Beginning with V8.12, sendmail includes limited
support for the use of shared memory. Shared memory is a region of
memory maintained by the operating system so that an arbitrary number
of programs can have common access to that memory.
The sendmail program forks a copy of itself
every time it processes a queue. Because V8.9 and above
sendmail supports multiple queues, it is likely
that a separate sendmail invocation will be
processing each queue. Each queue processor knows the contents of
each queue—specifically, the number of messages that are in its
queue at any given time. A convenient place to store that information
is in shared memory.
When you run V8.12 and above sendmail with the
-bP command-line switch (Section 11.6.2), sendmail reads shared
memory to gather a count of the number of messages in each queue.

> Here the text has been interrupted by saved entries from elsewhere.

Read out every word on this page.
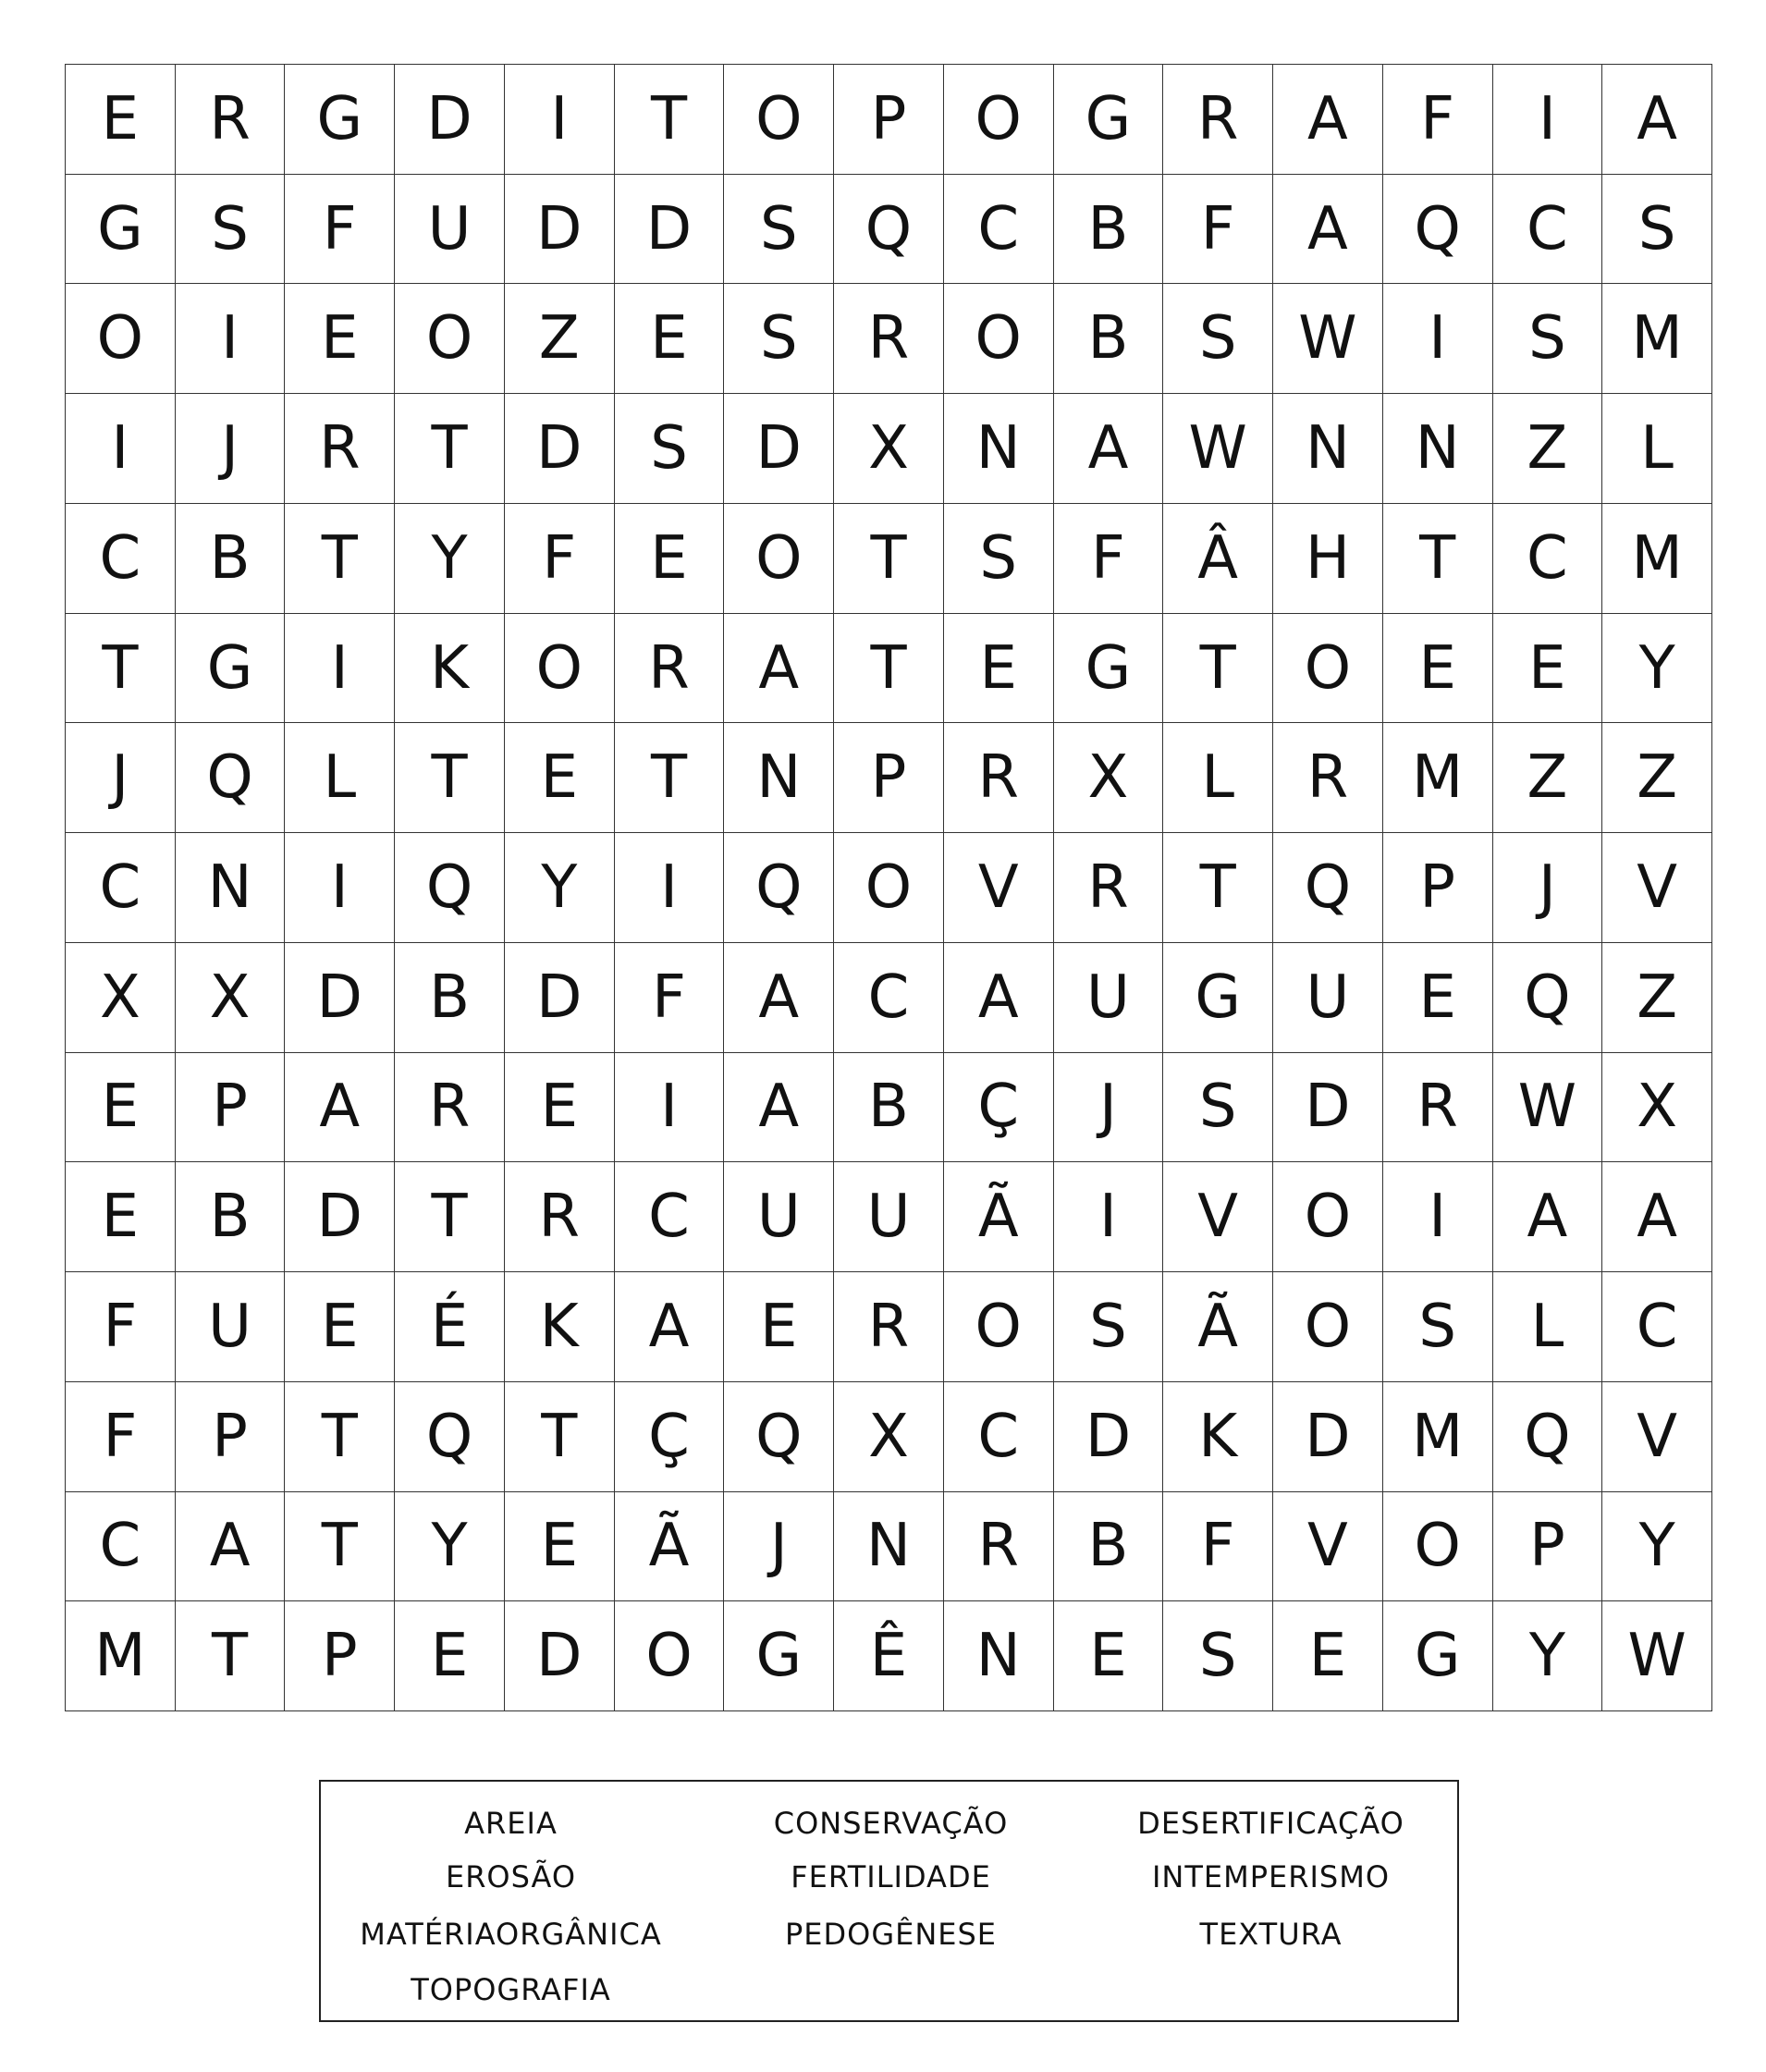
E	R	G	D	I	T	O	P	O	G	R	A	F	I	A
G	S	F	U	D	D	S	Q	C	B	F	A	Q	C	S
O	I	E	O	Z	E	S	R	O	B	S	W	I	S	M
I	J	R	T	D	S	D	X	N	A	W N	N	Z	L
C	B	T	Y	F	E	O	T	S	F	Â	H	T	C	M
T	G	I	K	O	R	A	T	E	G	T	O	E	E	Y
J	Q	L	T	E	T	N	P	R	X	L	R	M	Z	Z
C	N	I	Q	Y	I	Q	O	V	R	T	Q	P	J	V
X	X	D	B	D	F	A	C	A	U	G	U	E	Q	Z
E	P	A	R	E	I	A	B	Ç	J	S	D	R	W	X
E	B	D	T	R	C	U	U	Ã	I	V	O	I	A	A
F	U	E	É	K	A	E	R	O	S	Ã	O	S	L	C
F	P	T	Q	T	Ç	Q	X	C	D	K	D	M	Q	V
C	A	T	Y	E	Ã	J	N	R	B	F	V	O	P	Y
M	T	P	E	D	O	G	Ê	N	E	S	E	G	Y	W
AREIA	CONSERVAÇÃO	DESERTIFICAÇÃO
EROSÃO	FERTILIDADE	INTEMPERISMO
MATÉRIAORGÂNICA	PEDOGÊNESE	TEXTURA
TOPOGRAFIA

Shared memory is turned on by default for some operating systems and
off for others. If you run sendmail with the
-bP command-line switch and get the following
error, you might need to define this SM_CONF_SHM compile-time macro:
Data unavailable without shared memory support
If you need to enable shared memory, you can do so by placing a line
such as the following in your Build
m4 file:
APPENDDEF(`conf_sendmail_ENVDEF', `-DSM_CONF_SHM=1 ')
to turn on shared memory support
Note that just turning on SM_CONF_SHM is not enough. To actually use
that shared memory you also need to set a value for the
SharedMemoryKey option. To set this option in your
configuration file, you could add a line such as the following to
your mc configuration file:
define(`confSHARED_MEMORY_KEY',`13521')
Note that if you run multiple queue-processing daemons, each should
be executed with a unique shared-memory key. One way to do that might
look like the following two entries in an rc
boot file:
/usr/bin/sendmail -q1h -OQueueDir=/var/spool/slowq -OSharedMemoryKey=11111
/usr/bin/sendmail -q5m -OQueueDir=/var/spool/fastq -OSharedMemoryKey=22222
To see if this compile-time macro is defined with your
sendmail binary, use the
-d0.12 debugging command-line switch.